Mentioned in SAL (#wikimedia-operations) [2017-10-19T18:28:31Z] <thcipriani@tin> Synchronized wmf-config/abusefilter.php: SWAT: [[gerrit:383858|Enable $wgAbuseFilterProfile on ptwiki]] T177641 (duration: 00m 50s)

I'm going to calculate the percentage change before and after the release of this monitoring. 2017-10-19T18:28:31Z

— PTWP October to-date, hourly. I'll be crunching the numbers now. 🏋

Based on the data I exported from Grafana (attached to my previous comment) I calculated the average for all the hours before 2017-10-19 at 18:00. The data is in milliseconds

BeforeAfterDifference% Change
99th percentile109.61117.59+7.98+7.28%
75th percentile54.4755.791.32+2.4%

75p looks inconsequential to me. ~8milliseconds delay for the 99p doesn't appear to be that significant, but it could be attributed to the fact that User:Silent modified 31 filters (!!!) shortly before or since October 19. From a purely visual judgement, there are more spikes after October 18, which could be attributed to a bad filter(s):

Screen Shot 2017-10-26 at 1.12.02 PM.png (445×635 px, 72 KB)
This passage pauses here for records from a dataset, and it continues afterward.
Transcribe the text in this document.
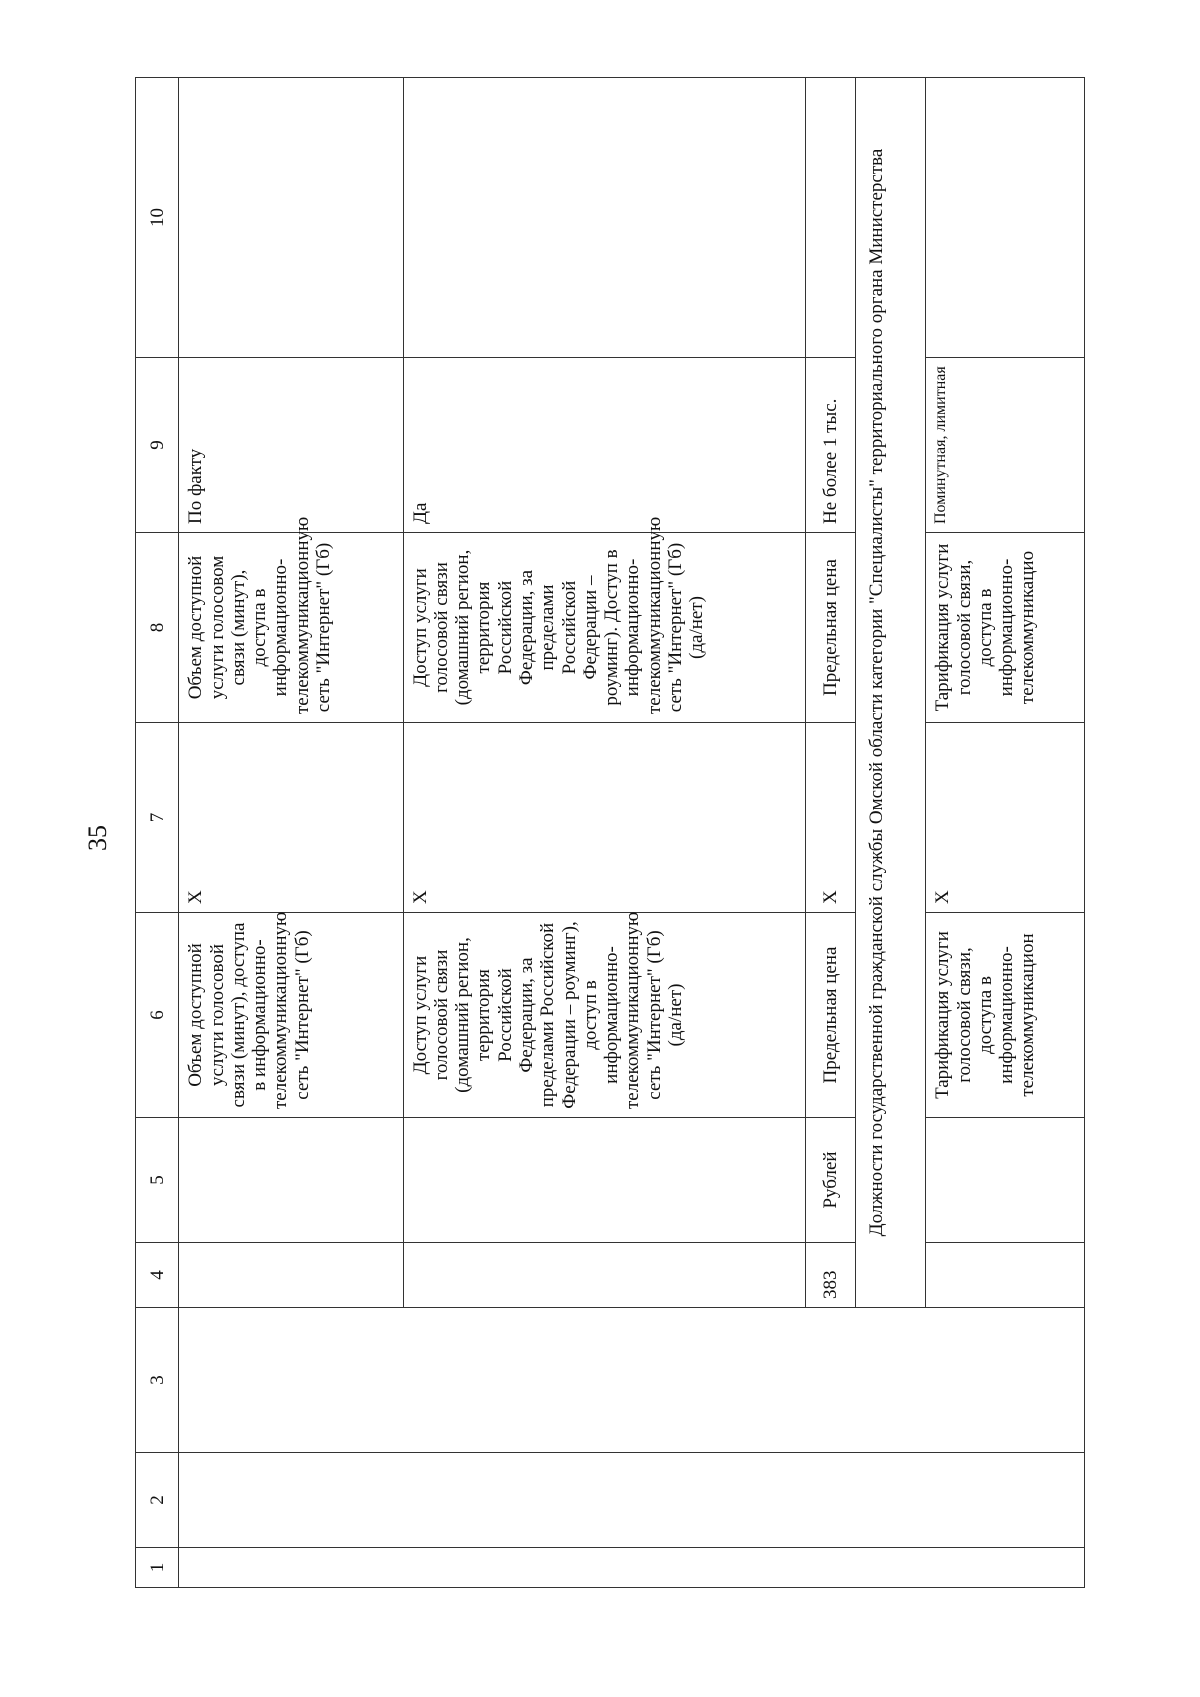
35
1	2	3	4	5	6	7	8	9	10
					Объем доступной услуги голосовой связи (минут), доступа в информационно-телекоммуникационную сеть "Интернет" (Гб)	X	Объем доступной услуги голосовом связи (минут), доступа в информационно-телекоммуникационную сеть "Интернет" (Гб)	По факту	
					Доступ услуги голосовой связи (домашний регион, территория Российской Федерации, за пределами Российской Федерации – роуминг), доступ в информационно-телекоммуникационную сеть "Интернет" (Гб) (да/нет)	X	Доступ услуги голосовой связи (домашний регион, территория Российской Федерации, за пределами Российской Федерации – роуминг). Доступ в информационно-телекоммуникационную сеть "Интернет" (Гб) (да/нет)	Да	
			383	Рублей	Предельная цена	X	Предельная цена	Не более 1 тыс.	
			Должности государственной гражданской службы Омской области категории "Специалисты" территориального органа Министерства						
					Тарификация услуги голосовой связи, доступа в информационно-телекоммуникацион	X	Тарификация услуги голосовой связи, доступа в информационно-телекоммуникацио	Поминутная, лимитная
My initial thoughts are that re-enabling the per-filter profiling didn't affect the AbuseFilter to a noticeable degree at 75p and the evidence is too fuzzy at 99p, so it is low-risk to re-enable profiling on another wiki, which has more stable filter modification, to monitor and calculate if there is a similar change. I propose this be English Wikipedia.

@dmaza @dbarratt @kaldari @MusikAnimal @He7d3r @aaron — your thoughts?
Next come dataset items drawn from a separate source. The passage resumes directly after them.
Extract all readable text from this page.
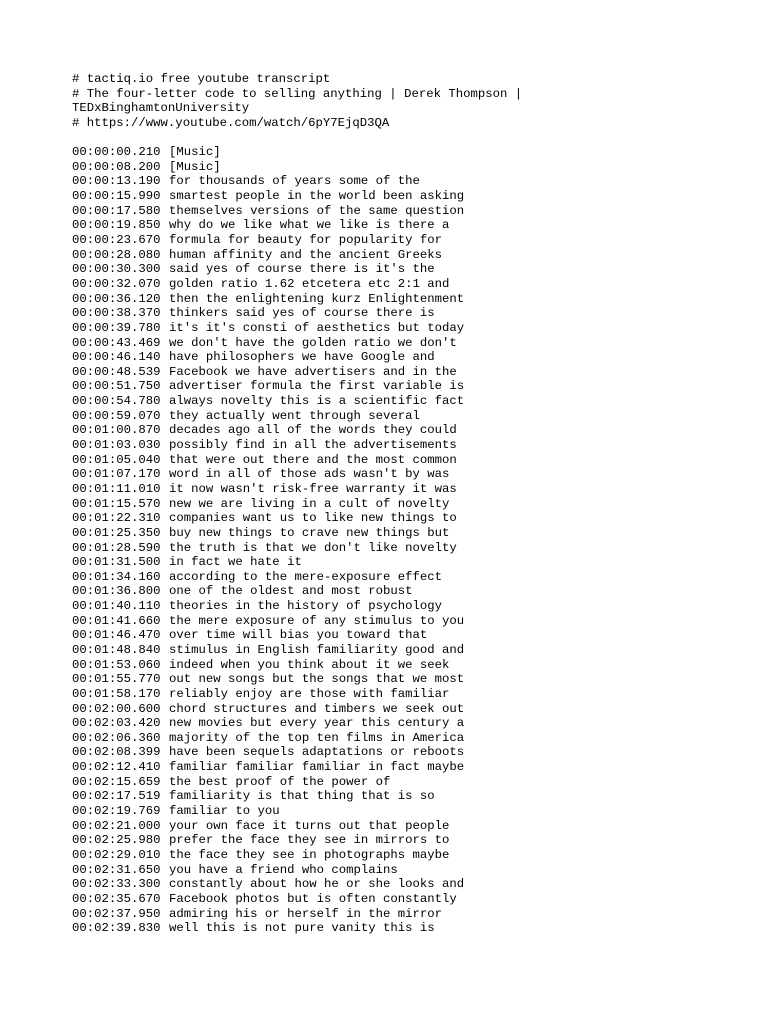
# tactiq.io free youtube transcript
# The four-letter code to selling anything | Derek Thompson |
TEDxBinghamtonUniversity
# https://www.youtube.com/watch/6pY7EjqD3QA
00:00:00.210 [Music]
00:00:08.200 [Music]
00:00:13.190 for thousands of years some of the
00:00:15.990 smartest people in the world been asking
00:00:17.580 themselves versions of the same question
00:00:19.850 why do we like what we like is there a
00:00:23.670 formula for beauty for popularity for
00:00:28.080 human affinity and the ancient Greeks
00:00:30.300 said yes of course there is it's the
00:00:32.070 golden ratio 1.62 etcetera etc 2:1 and
00:00:36.120 then the enlightening kurz Enlightenment
00:00:38.370 thinkers said yes of course there is
00:00:39.780 it's it's consti of aesthetics but today
00:00:43.469 we don't have the golden ratio we don't
00:00:46.140 have philosophers we have Google and
00:00:48.539 Facebook we have advertisers and in the
00:00:51.750 advertiser formula the first variable is
00:00:54.780 always novelty this is a scientific fact
00:00:59.070 they actually went through several
00:01:00.870 decades ago all of the words they could
00:01:03.030 possibly find in all the advertisements
00:01:05.040 that were out there and the most common
00:01:07.170 word in all of those ads wasn't by was
00:01:11.010 it now wasn't risk-free warranty it was
00:01:15.570 new we are living in a cult of novelty
00:01:22.310 companies want us to like new things to
00:01:25.350 buy new things to crave new things but
00:01:28.590 the truth is that we don't like novelty
00:01:31.500 in fact we hate it
00:01:34.160 according to the mere-exposure effect
00:01:36.800 one of the oldest and most robust
00:01:40.110 theories in the history of psychology
00:01:41.660 the mere exposure of any stimulus to you
00:01:46.470 over time will bias you toward that
00:01:48.840 stimulus in English familiarity good and
00:01:53.060 indeed when you think about it we seek
00:01:55.770 out new songs but the songs that we most
00:01:58.170 reliably enjoy are those with familiar
00:02:00.600 chord structures and timbers we seek out
00:02:03.420 new movies but every year this century a
00:02:06.360 majority of the top ten films in America
00:02:08.399 have been sequels adaptations or reboots
00:02:12.410 familiar familiar familiar in fact maybe
00:02:15.659 the best proof of the power of
00:02:17.519 familiarity is that thing that is so
00:02:19.769 familiar to you
00:02:21.000 your own face it turns out that people
00:02:25.980 prefer the face they see in mirrors to
00:02:29.010 the face they see in photographs maybe
00:02:31.650 you have a friend who complains
00:02:33.300 constantly about how he or she looks and
00:02:35.670 Facebook photos but is often constantly
00:02:37.950 admiring his or herself in the mirror
00:02:39.830 well this is not pure vanity this is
My initial thoughts are that re-enabling the per-filter profiling didn't affect the AbuseFilter to a noticeable degree at 75p and the evidence is too fuzzy at 99p, so it is low-risk to re-enable profiling on another wiki, which has more stable filter modification, to monitor and calculate if there is a similar change. I propose this be English Wikipedia.

Based on your findings, I agree. Also because enwiki really wants the per-filter profiling! :)

Thanks to the new logstash reports of slow filters, we've already made a lot of performance improvements. I don't think we'll end up worse than where we were before those improvements, and the per-filter profiling will only make this process easier.

if we enable this, I'll suggest to add the "Slow Filter" data to the per-filter profiling and stop logging the slow filters into Logstash. This way it is easy for filter editors to find such filters and improve them.

OK, let's do this. We'll take T179323 into the next AHT sprint.

if we enable this, I'll suggest to add the "Slow Filter" data to the per-filter profiling and stop logging the slow filters into Logstash. This way it is easy for filter editors to find such filters and improve them.

I've made T179604: Move AbuseFilter slow filters data from Logstash to per-filter profiling to do this.